AFP, Lisbon :
A record number of passengers using Lisbon’s airport is proving a bittersweet achievement as daily delays and a lack of space to park planes threatens to strangle the goose laying golden eggs for Portugal’s economy.
Tourists flocking to Lisbon to soak up some sun and while away evenings listening to Fado music in the city’s bars has been one of the bright spots in Portugal’s economy, which was wracked by the eurozone debt crisis at the start of the decade.
But with Lisbon’s Humberto Delgado airport having already in 2016 passed its capacity forecasts for 2025, there are mounting concerns that without rapid investments it might soon act as a choke valve on the motor of Portugal’s economy.
In 2017, the airport set a new record of 26.7 million passengers, a 66 percent increase over four years. And traffic is up another 11 percent over the first eight months of this year.
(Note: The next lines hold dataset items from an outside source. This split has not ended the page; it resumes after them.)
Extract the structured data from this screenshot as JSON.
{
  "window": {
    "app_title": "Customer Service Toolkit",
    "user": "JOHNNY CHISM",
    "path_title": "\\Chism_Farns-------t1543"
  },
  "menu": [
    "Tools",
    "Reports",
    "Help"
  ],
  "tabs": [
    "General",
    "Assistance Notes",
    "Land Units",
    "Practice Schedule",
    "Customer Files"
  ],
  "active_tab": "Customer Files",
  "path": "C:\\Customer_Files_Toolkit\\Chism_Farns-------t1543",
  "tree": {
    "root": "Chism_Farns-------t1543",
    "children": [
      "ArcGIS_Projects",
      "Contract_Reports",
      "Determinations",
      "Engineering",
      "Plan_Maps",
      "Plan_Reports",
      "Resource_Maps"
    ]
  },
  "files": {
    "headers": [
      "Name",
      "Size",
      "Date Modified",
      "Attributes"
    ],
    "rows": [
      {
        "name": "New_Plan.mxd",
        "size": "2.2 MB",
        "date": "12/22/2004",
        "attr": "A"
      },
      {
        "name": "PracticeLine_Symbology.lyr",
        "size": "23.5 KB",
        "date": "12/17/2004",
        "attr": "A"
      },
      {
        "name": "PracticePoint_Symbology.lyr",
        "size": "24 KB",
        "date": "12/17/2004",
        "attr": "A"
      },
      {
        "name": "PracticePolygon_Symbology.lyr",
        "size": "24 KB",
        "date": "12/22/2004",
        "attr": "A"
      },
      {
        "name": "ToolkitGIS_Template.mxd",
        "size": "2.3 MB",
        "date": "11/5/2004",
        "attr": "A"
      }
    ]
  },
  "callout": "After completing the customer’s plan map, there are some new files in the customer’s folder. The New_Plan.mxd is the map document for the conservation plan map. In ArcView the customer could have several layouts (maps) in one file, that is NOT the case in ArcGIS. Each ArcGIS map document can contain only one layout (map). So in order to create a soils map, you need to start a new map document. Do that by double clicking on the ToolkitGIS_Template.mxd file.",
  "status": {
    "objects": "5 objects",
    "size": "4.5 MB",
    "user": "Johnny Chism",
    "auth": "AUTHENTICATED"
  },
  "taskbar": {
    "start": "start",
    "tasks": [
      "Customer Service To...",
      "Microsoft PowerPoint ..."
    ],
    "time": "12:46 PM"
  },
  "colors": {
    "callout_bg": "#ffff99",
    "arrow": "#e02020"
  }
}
The Portuguese government, national airline TAP and the tourism sector all agree: construction of a second airport for the capital needs to get underway.
The plan under discussion is to convert Montijo airbase on the opposite side of the Tagus river from Lisbon into a civil airport. As a stop-gap measure, a little-used secondary runway at the current airport, located in the city’s northern suburbs, will be closed to make space to park planes.
The Montijo project, which would take overall capacity to 50 million passengers per year, has been the subject of discussions since February last year between the government and ANA, the operator of 10 Portuguese airports that is owned by French construction and management firm Vinci.